Re: SSD Optimizations

2010-03-12 Thread Stephan von Krawczynski
On Fri, 12 Mar 2010 02:07:40 +0100
Hubert Kario h...@qbs.com.pl wrote:

  [...]
  If the FS were to be smart and know about the 256kb requirement, it
  would do a read/modify/write cycle somewhere and then write the 4KB.
 
 If all the free blocks have been TRIMmed, FS should pick a completely free 
 erasure size block and write those 4KiB of data.
 
 Correct implementation of wear leveling in the drive should notice that the 
 write is entirely inside a free block and make just a write cycle adding 
 zeros 
 to the end of supplied data.

Your assumption here is that your _addressed_ block layout is completely
identical to the SSDs disk layout. Else you cannot know where a free
erasure block is located and how to address it from FS.
I really wonder what this assumption is based on. You still think a SSD is a
true disk with linear addressing. I doubt that very much. Even on true
spinning disks your assumption is wrong for relocated sectors. Which basically
means that every disk controller firmware fiddles around with the physical
layout since decades. Please accept that you cannot do a disks' job in FS. The
more advanced technology gets the more disks become black boxes with a defined
software interface. Use this interface and drop the idea of having inside
knowledge of such a device. That's other peoples' work. If you want to design
smart SSD controllers hire at a company that builds those.

-- 
Regards,
Stephan
--
To unsubscribe from this list: send the line unsubscribe linux-btrfs in
the body of a message to majord...@vger.kernel.org
More majordomo info at  http://vger.kernel.org/majordomo-info.html


Re: SSD Optimizations

2010-03-12 Thread Hubert Kario
On Friday 12 March 2010 10:15:28 Stephan von Krawczynski wrote:
 On Fri, 12 Mar 2010 02:07:40 +0100
 
 Hubert Kario h...@qbs.com.pl wrote:
   [...]
   If the FS were to be smart and know about the 256kb requirement, it
   would do a read/modify/write cycle somewhere and then write the 4KB.
  
  If all the free blocks have been TRIMmed, FS should pick a completely
  free erasure size block and write those 4KiB of data.
  
  Correct implementation of wear leveling in the drive should notice that
  the write is entirely inside a free block and make just a write cycle
  adding zeros to the end of supplied data.
 
 Your assumption here is that your _addressed_ block layout is completely
 identical to the SSDs disk layout.
 Else you cannot know where a free
 erasure block is located and how to address it from FS.
 I really wonder what this assumption is based on. You still think a SSD is
 a true disk with linear addressing. I doubt that very much.

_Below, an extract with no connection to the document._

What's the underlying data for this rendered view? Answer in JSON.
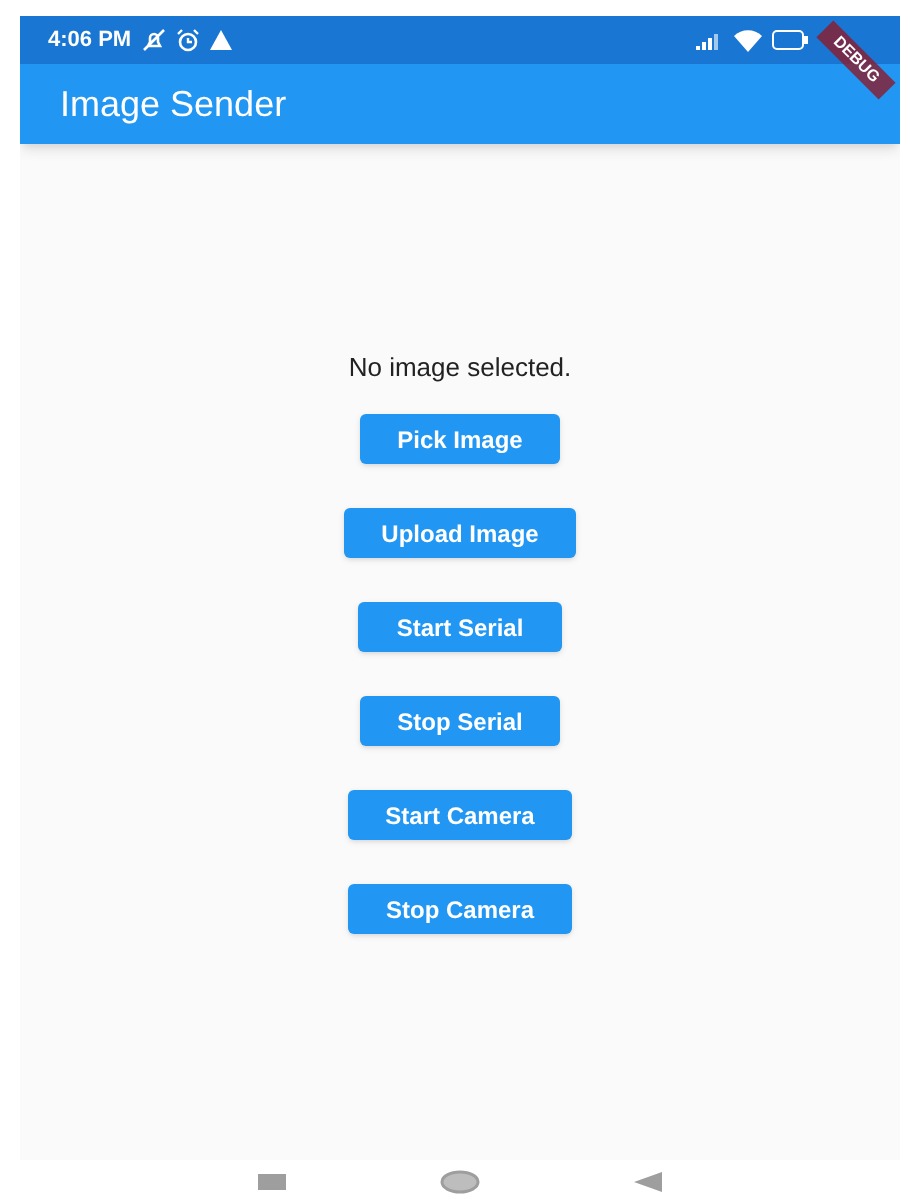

I made no such assumptions.
Im sure that the linearity on the ATA LBA level isn't so linear on the device 
level, especially after wear-leveling takes its toll, but I assume that the 
smallest block of data that the translation layer can address is erase-block 
sized and that all the erase-block are equal in size. Otherwise the algorithm 
would be needlessly complicated which would make it both slower and more error 
prone.

 Even on true
 spinning disks your assumption is wrong for relocated sectors.

Which we don't have to worry about because if the drive has less than 5 of 
'em, the impact of hitting them is marginal and if there are more, the user 
has much more pressing problem than the performance of the drive or FS.

 Which
 basically means that every disk controller firmware fiddles around with
 the physical layout since decades. Please accept that you cannot do a
 disks' job in FS. The more advanced technology gets the more disks become
 black boxes with a defined software interface. Use this interface and drop
 the idea of having inside knowledge of such a device. That's other
 peoples' work. If you want to design smart SSD controllers hire at a
 company that builds those.

And I don't think that doing disks' job in the FS is good idea, but I think 
that we should be able to minimise the impact of the translation layer.

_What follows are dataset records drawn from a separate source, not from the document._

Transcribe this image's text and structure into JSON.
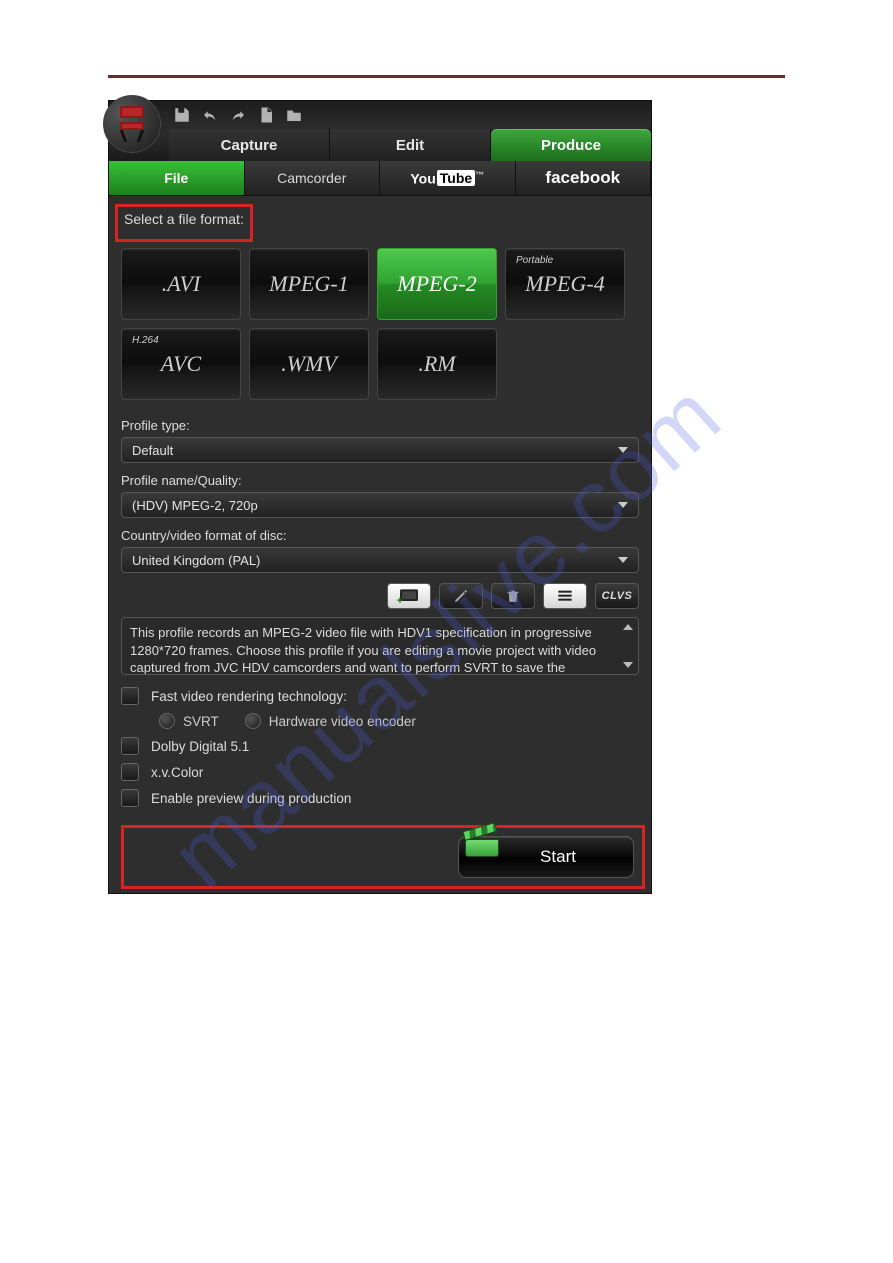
{
  "watermark": "manualslive.com",
  "topIcons": [
    "save-icon",
    "undo-icon",
    "redo-icon",
    "new-file-icon",
    "open-folder-icon"
  ],
  "mainTabs": {
    "capture": "Capture",
    "edit": "Edit",
    "produce": "Produce"
  },
  "subTabs": {
    "file": "File",
    "camcorder": "Camcorder",
    "youtube": {
      "you": "You",
      "tube": "Tube",
      "tm": "™"
    },
    "facebook": "facebook"
  },
  "sectionLabel": "Select a file format:",
  "formats": {
    "avi": ".AVI",
    "mpeg1": "MPEG-1",
    "mpeg2": "MPEG-2",
    "mpeg4_top": "Portable",
    "mpeg4": "MPEG-4",
    "h264_top": "H.264",
    "h264": "AVC",
    "wmv": ".WMV",
    "rm": ".RM"
  },
  "fields": {
    "profileTypeLabel": "Profile type:",
    "profileTypeValue": "Default",
    "profileNameLabel": "Profile name/Quality:",
    "profileNameValue": "(HDV) MPEG-2, 720p",
    "countryLabel": "Country/video format of disc:",
    "countryValue": "United Kingdom (PAL)"
  },
  "toolbar": {
    "clvs": "CLVS"
  },
  "description": "This profile records an MPEG-2 video file with HDV1 specification in progressive 1280*720 frames. Choose this profile if you are editing a movie project with video captured from JVC HDV camcorders and want to perform SVRT to save the",
  "options": {
    "fastRender": "Fast video rendering technology:",
    "svrt": "SVRT",
    "hwEncoder": "Hardware video encoder",
    "dolby": "Dolby Digital 5.1",
    "xvcolor": "x.v.Color",
    "preview": "Enable preview during production"
  },
  "startLabel": "Start"
}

The way to do this, is to threat the device as a block device with sectors the 
size of erase-blocks. That's nothing too fancy, don't you think?

-- 
Hubert Kario
QBS - Quality Business Software
ul. Ksawerów 30/85
02-656 Warszawa
POLAND
tel. +48 (22) 646-61-51, 646-74-24
fax +48 (22) 646-61-50
--
To unsubscribe from this list: send the line unsubscribe linux-btrfs in
the body of a message to majord...@vger.kernel.org
More majordomo info at  http://vger.kernel.org/majordomo-info.html


Re: [PATCH 1/2] Re: New btrfs command pushed into the btrfs-progs subvol branch - commands

2010-03-12 Thread Goffredo Baroncelli
On Friday 12 March 2010, Chris Mason wrote:
 On Thu, Mar 11, 2010 at 10:44:21PM +0100, Goffredo Baroncelli wrote:
  Hi Chris,
  
  I updated my git repository. You can pull from 
[...]

 Wonderful.  I've rebased this and put it into the subvol branch.  I
 think I got all the commits and differences.  

 The big reason for the
 rebase is to avoid the small string of single liner fixup commits.
 If you have other work pending I'm happy to rebase it in, otherwise
 please try to work against my subvol branch.

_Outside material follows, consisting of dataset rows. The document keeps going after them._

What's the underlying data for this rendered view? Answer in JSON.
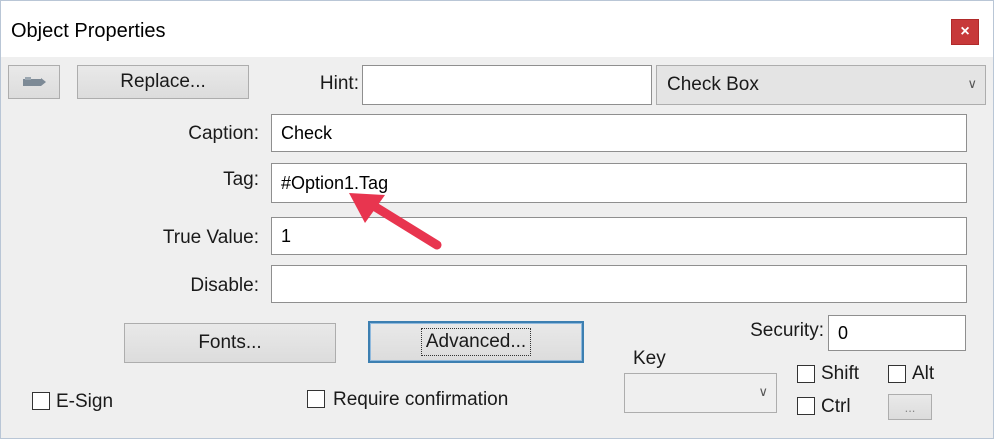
{
  "window": {
    "title": "Object Properties",
    "close_label": "×"
  },
  "toolbar": {
    "replace_label": "Replace...",
    "hint_label": "Hint:",
    "hint_value": "",
    "object_type": "Check Box"
  },
  "fields": {
    "caption_label": "Caption:",
    "caption_value": "Check",
    "tag_label": "Tag:",
    "tag_value": "#Option1.Tag",
    "true_value_label": "True Value:",
    "true_value_value": "1",
    "disable_label": "Disable:",
    "disable_value": ""
  },
  "buttons": {
    "fonts_label": "Fonts...",
    "advanced_label": "Advanced...",
    "small_label": "..."
  },
  "security": {
    "label": "Security:",
    "value": "0"
  },
  "key": {
    "label": "Key",
    "value": ""
  },
  "modifiers": {
    "shift_label": "Shift",
    "alt_label": "Alt",
    "ctrl_label": "Ctrl"
  },
  "options": {
    "esign_label": "E-Sign",
    "require_confirmation_label": "Require confirmation"
  },
  "colors": {
    "close": "#c7393a",
    "arrow": "#e8354f",
    "focus": "#3c7fb1"
  }
}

Sorry; I am new on git, so some concepts for me are new. The next time I will 
rebase.
 
 Thanks again!
 
 -chris
 
 


-- 
gpg key@ keyserver.linux.it: Goffredo Baroncelli (ghigo) kreij...@inwind.it
Key fingerprint = 4769 7E51 5293 D36C 814E  C054 BF04 F161 3DC5 0512
--
To unsubscribe from this list: send the line unsubscribe linux-btrfs in
the body of a message to majord...@vger.kernel.org
More majordomo info at  http://vger.kernel.org/majordomo-info.html


Re: Saving and restoring btrfs snapshots

2010-03-12 Thread Goffredo Baroncelli
On Friday 12 March 2010, Pat Patterson wrote:
 Are there any plans to implement something akin to ZFS send/recv, to
 be able to create a stream representation of a snapshot and restore it
 later/somewhere else? I've spent some time trawling the mailing list
 and wiki, but I don't see anything there.

I spent a bit of time on this argument, in order to find how implement an 
efficient method to backup incrementally the data.

AFAICT zfs send and zfs recv do the same thing that tar does. They 
transform a tree (or the difference between a tree and its snapshot) to a 
stream, and vice-versa.

To transform a tree to a stream is not very interesting. 
The interesting part is how compare a tree and its snapshot. In fact a 
snapshot of a tree should a be pointer to the original tree, and when a file 
is modified, a branch of the modified part (the extens of the file, the 
directories of the path) is performed (yes I know that this a big 
simplification of the process).
The key is that the file-system knows which part of a snapshot is still equal 
to the source and which not.

If this kind of data is available to the user space, comparing a tree and it 
snapshot should be very fast. 

Reading the documentation of btrfs, it seems that associated the transaction 
there is a version number. With this version  number of a directory, we 
would be able to verify the equality of two trees comparing only the root of 
the trees. This would increase the seed of two trees.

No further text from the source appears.